Today is the final day of the government’s consultation on reshaping workplace pensions. I accept that some employers will still close their DB schemes due to cost and volatility, but I also know many will want to continue to offer their staff quality pensions.
We want to create a legal framework that enables employers to choose more flexible DB schemes. This will share investment risks more equally, and help employers to keep offering the best possible workplace pensions, including new forms of salary-linked schemes.
For employees, these flexible schemes will provide the certainty of a pension where the benefits are defined – such as being linked to salary – and the security that the promise is backed by their employer. For employers, the cost of these schemes will be less volatile, and they will have much more flexibility over the type of benefits they can provide. Importantly, people will keep all the rights they have already built up, and any new flexibility would only apply to future accruals.

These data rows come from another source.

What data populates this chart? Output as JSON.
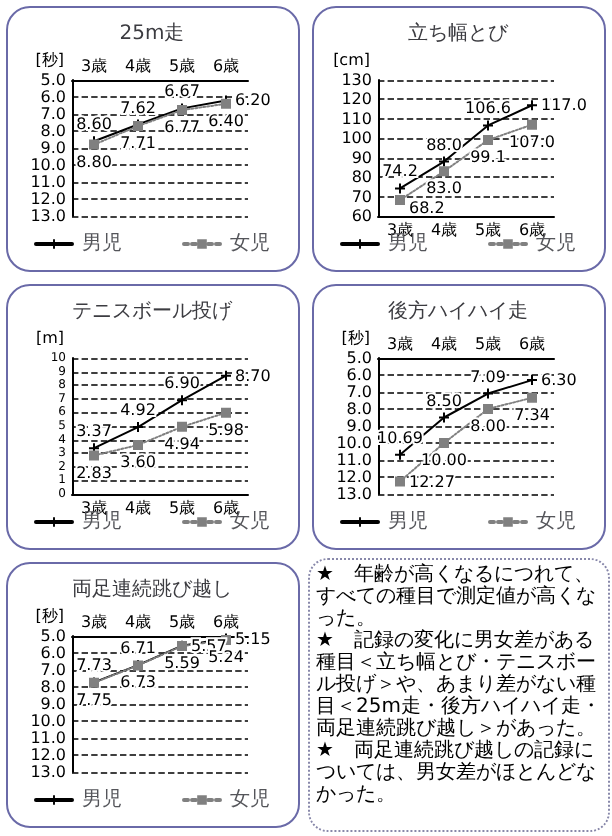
{
  "chart_data": [
    {
      "type": "line",
      "title": "25m走",
      "ylabel": "[秒]",
      "categories": [
        "3歳",
        "4歳",
        "5歳",
        "6歳"
      ],
      "ylim": [
        13.0,
        5.0
      ],
      "yticks": [
        {
          "value": 5,
          "label": "5.0"
        },
        {
          "value": 6,
          "label": "6.0"
        },
        {
          "value": 7,
          "label": "7.0"
        },
        {
          "value": 8,
          "label": "8.0"
        },
        {
          "value": 9,
          "label": "9.0"
        },
        {
          "value": 10,
          "label": "10.0"
        },
        {
          "value": 11,
          "label": "11.0"
        },
        {
          "value": 12,
          "label": "12.0"
        },
        {
          "value": 13,
          "label": "13.0"
        }
      ],
      "grid": "y",
      "legend": "bottom",
      "series": [
        {
          "name": "男児",
          "color": "#000000",
          "marker": "cross",
          "line_style": "solid",
          "values": [
            8.6,
            7.62,
            6.67,
            6.2
          ],
          "value_labels": [
            "8.60",
            "7.62",
            "6.67",
            "6.20"
          ]
        },
        {
          "name": "女児",
          "color": "#808080",
          "marker": "square",
          "line_style": "dotted",
          "values": [
            8.8,
            7.71,
            6.77,
            6.4
          ],
          "value_labels": [
            "8.80",
            "7.71",
            "6.77",
            "6.40"
          ]
        }
      ]
    },
    {
      "type": "line",
      "title": "立ち幅とび",
      "ylabel": "[cm]",
      "categories": [
        "3歳",
        "4歳",
        "5歳",
        "6歳"
      ],
      "ylim": [
        60,
        130
      ],
      "yticks": [
        {
          "value": 60,
          "label": "60"
        },
        {
          "value": 70,
          "label": "70"
        },
        {
          "value": 80,
          "label": "80"
        },
        {
          "value": 90,
          "label": "90"
        },
        {
          "value": 100,
          "label": "100"
        },
        {
          "value": 110,
          "label": "110"
        },
        {
          "value": 120,
          "label": "120"
        },
        {
          "value": 130,
          "label": "130"
        }
      ],
      "grid": "y",
      "legend": "bottom",
      "series": [
        {
          "name": "男児",
          "color": "#000000",
          "marker": "cross",
          "line_style": "solid",
          "values": [
            74.2,
            88.0,
            106.6,
            117.0
          ],
          "value_labels": [
            "74.2",
            "88.0",
            "106.6",
            "117.0"
          ]
        },
        {
          "name": "女児",
          "color": "#808080",
          "marker": "square",
          "line_style": "dotted",
          "values": [
            68.2,
            83.0,
            99.1,
            107.0
          ],
          "value_labels": [
            "68.2",
            "83.0",
            "99.1",
            "107.0"
          ]
        }
      ]
    },
    {
      "type": "line",
      "title": "テニスボール投げ",
      "ylabel": "[m]",
      "categories": [
        "3歳",
        "4歳",
        "5歳",
        "6歳"
      ],
      "ylim": [
        0,
        10
      ],
      "yticks": [
        {
          "value": 0,
          "label": "0"
        },
        {
          "value": 1,
          "label": "1"
        },
        {
          "value": 2,
          "label": "2"
        },
        {
          "value": 3,
          "label": "3"
        },
        {
          "value": 4,
          "label": "4"
        },
        {
          "value": 5,
          "label": "5"
        },
        {
          "value": 6,
          "label": "6"
        },
        {
          "value": 7,
          "label": "7"
        },
        {
          "value": 8,
          "label": "8"
        },
        {
          "value": 9,
          "label": "9"
        },
        {
          "value": 10,
          "label": "10"
        }
      ],
      "grid": "y",
      "legend": "bottom",
      "series": [
        {
          "name": "男児",
          "color": "#000000",
          "marker": "cross",
          "line_style": "solid",
          "values": [
            3.37,
            4.92,
            6.9,
            8.7
          ],
          "value_labels": [
            "3.37",
            "4.92",
            "6.90",
            "8.70"
          ]
        },
        {
          "name": "女児",
          "color": "#808080",
          "marker": "square",
          "line_style": "dotted",
          "values": [
            2.83,
            3.6,
            4.94,
            5.98
          ],
          "value_labels": [
            "2.83",
            "3.60",
            "4.94",
            "5.98"
          ]
        }
      ]
    },
    {
      "type": "line",
      "title": "後方ハイハイ走",
      "ylabel": "[秒]",
      "categories": [
        "3歳",
        "4歳",
        "5歳",
        "6歳"
      ],
      "ylim": [
        13.0,
        5.0
      ],
      "yticks": [
        {
          "value": 5,
          "label": "5.0"
        },
        {
          "value": 6,
          "label": "6.0"
        },
        {
          "value": 7,
          "label": "7.0"
        },
        {
          "value": 8,
          "label": "8.0"
        },
        {
          "value": 9,
          "label": "9.0"
        },
        {
          "value": 10,
          "label": "10.0"
        },
        {
          "value": 11,
          "label": "11.0"
        },
        {
          "value": 12,
          "label": "12.0"
        },
        {
          "value": 13,
          "label": "13.0"
        }
      ],
      "grid": "y",
      "legend": "bottom",
      "series": [
        {
          "name": "男児",
          "color": "#000000",
          "marker": "cross",
          "line_style": "solid",
          "values": [
            10.69,
            8.5,
            7.09,
            6.3
          ],
          "value_labels": [
            "10.69",
            "8.50",
            "7.09",
            "6.30"
          ]
        },
        {
          "name": "女児",
          "color": "#808080",
          "marker": "square",
          "line_style": "dotted",
          "values": [
            12.27,
            10.0,
            8.0,
            7.34
          ],
          "value_labels": [
            "12.27",
            "10.00",
            "8.00",
            "7.34"
          ]
        }
      ]
    },
    {
      "type": "line",
      "title": "両足連続跳び越し",
      "ylabel": "[秒]",
      "categories": [
        "3歳",
        "4歳",
        "5歳",
        "6歳"
      ],
      "ylim": [
        13.0,
        5.0
      ],
      "yticks": [
        {
          "value": 5,
          "label": "5.0"
        },
        {
          "value": 6,
          "label": "6.0"
        },
        {
          "value": 7,
          "label": "7.0"
        },
        {
          "value": 8,
          "label": "8.0"
        },
        {
          "value": 9,
          "label": "9.0"
        },
        {
          "value": 10,
          "label": "10.0"
        },
        {
          "value": 11,
          "label": "11.0"
        },
        {
          "value": 12,
          "label": "12.0"
        },
        {
          "value": 13,
          "label": "13.0"
        }
      ],
      "grid": "y",
      "legend": "bottom",
      "series": [
        {
          "name": "男児",
          "color": "#000000",
          "marker": "cross",
          "line_style": "solid",
          "values": [
            7.73,
            6.71,
            5.57,
            5.15
          ],
          "value_labels": [
            "7.73",
            "6.71",
            "5.57",
            "5.15"
          ]
        },
        {
          "name": "女児",
          "color": "#808080",
          "marker": "square",
          "line_style": "dotted",
          "values": [
            7.75,
            6.73,
            5.59,
            5.24
          ],
          "value_labels": [
            "7.75",
            "6.73",
            "5.59",
            "5.24"
          ]
        }
      ]
    },
    {
      "type": "other",
      "annotations": [
        "★　年齢が高くなるにつれて、すべての種目で測定値が高くなった。",
        "★　記録の変化に男女差がある種目＜立ち幅とび・テニスボール投げ＞や、あまり差がない種目＜25m走・後方ハイハイ走・両足連続跳び越し＞があった。",
        "★　両足連続跳び越しの記録については、男女差がほとんどなかった。"
      ]
    }
  ]
}
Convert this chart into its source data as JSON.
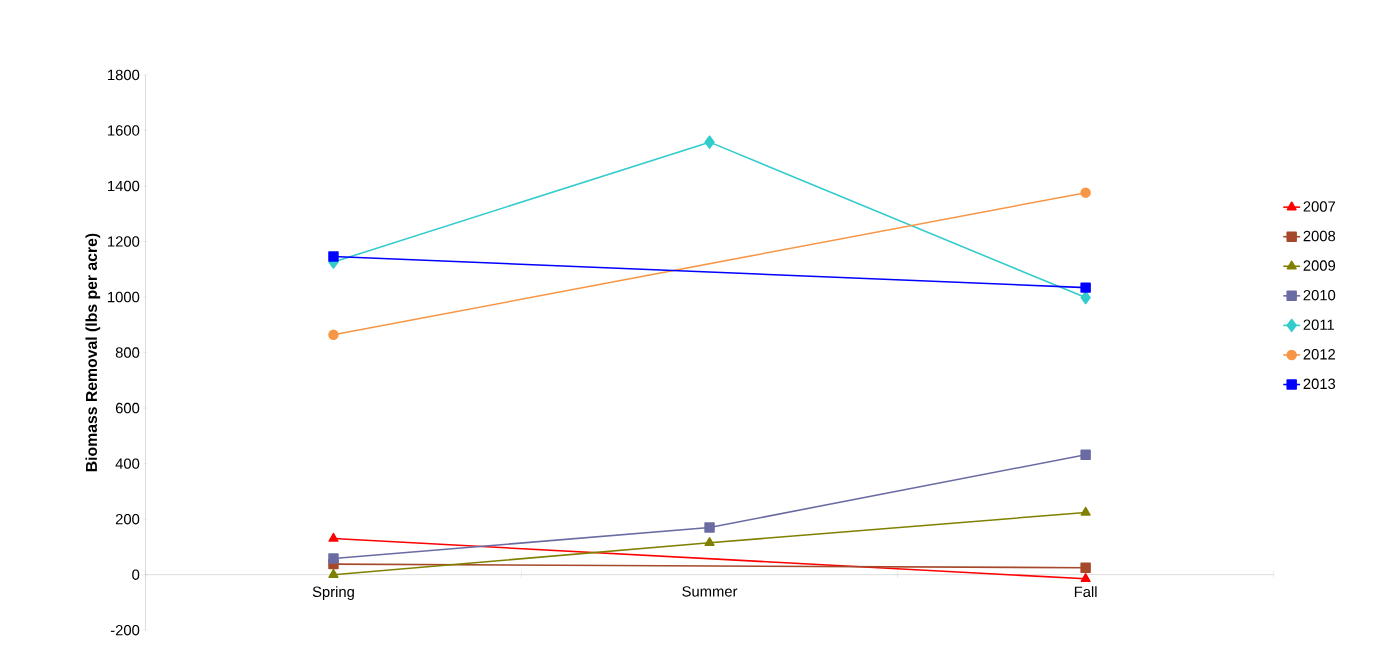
{
  "chart_data": {
    "type": "line",
    "ylabel": "Biomass Removal (lbs per acre)",
    "categories": [
      "Spring",
      "Summer",
      "Fall"
    ],
    "series": [
      {
        "name": "2007",
        "color": "#ff0000",
        "marker": "triangle",
        "values": [
          130,
          null,
          -15
        ]
      },
      {
        "name": "2008",
        "color": "#a5492a",
        "marker": "square",
        "values": [
          38,
          null,
          25
        ]
      },
      {
        "name": "2009",
        "color": "#808000",
        "marker": "triangle",
        "values": [
          0,
          115,
          224
        ]
      },
      {
        "name": "2010",
        "color": "#6b6ba3",
        "marker": "square",
        "values": [
          58,
          170,
          432
        ]
      },
      {
        "name": "2011",
        "color": "#33cccc",
        "marker": "diamond",
        "values": [
          1126,
          1558,
          998
        ]
      },
      {
        "name": "2012",
        "color": "#f79646",
        "marker": "circle",
        "values": [
          864,
          null,
          1376
        ]
      },
      {
        "name": "2013",
        "color": "#0000ff",
        "marker": "square",
        "values": [
          1146,
          null,
          1034
        ]
      }
    ],
    "ylim": [
      -200,
      1800
    ],
    "yticks": [
      -200,
      0,
      200,
      400,
      600,
      800,
      1000,
      1200,
      1400,
      1600,
      1800
    ],
    "grid": false,
    "legend": "right",
    "line_style": "solid"
  }
}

We propose removing statutory requirements for the indexation of pensions in payment. Employers would continue to bear the risks associated with providing a DB promise, but future inflation risk of pensions in payment would be borne by the scheme member. The statutory requirement to index pensions is currently capped at 2.5 per cent, so members already bear some inflation risk.
Making it easier to change scheme pension age would help employers take account of changing assumptions on longevity to limit their exposure to increased costs. Let me reiterate – these changes would not affect the pension rights people have already built up. But they will help stem the decline in defined benefit schemes.
Further, we will give employers the flexibility to pay additional, discretionary benefits above the DB element to employees when the funding position allowed. We expect many employers will continue, as now, to go beyond the statutory minimum on indexation of pensions in payment and survivors’ benefits.
After decades of decline in quality schemes, we can simply sit by and do nothing, or we can save what is best about British salary-related pensions, for the sake of future generations.
Steve Webb is minister of state for pensions.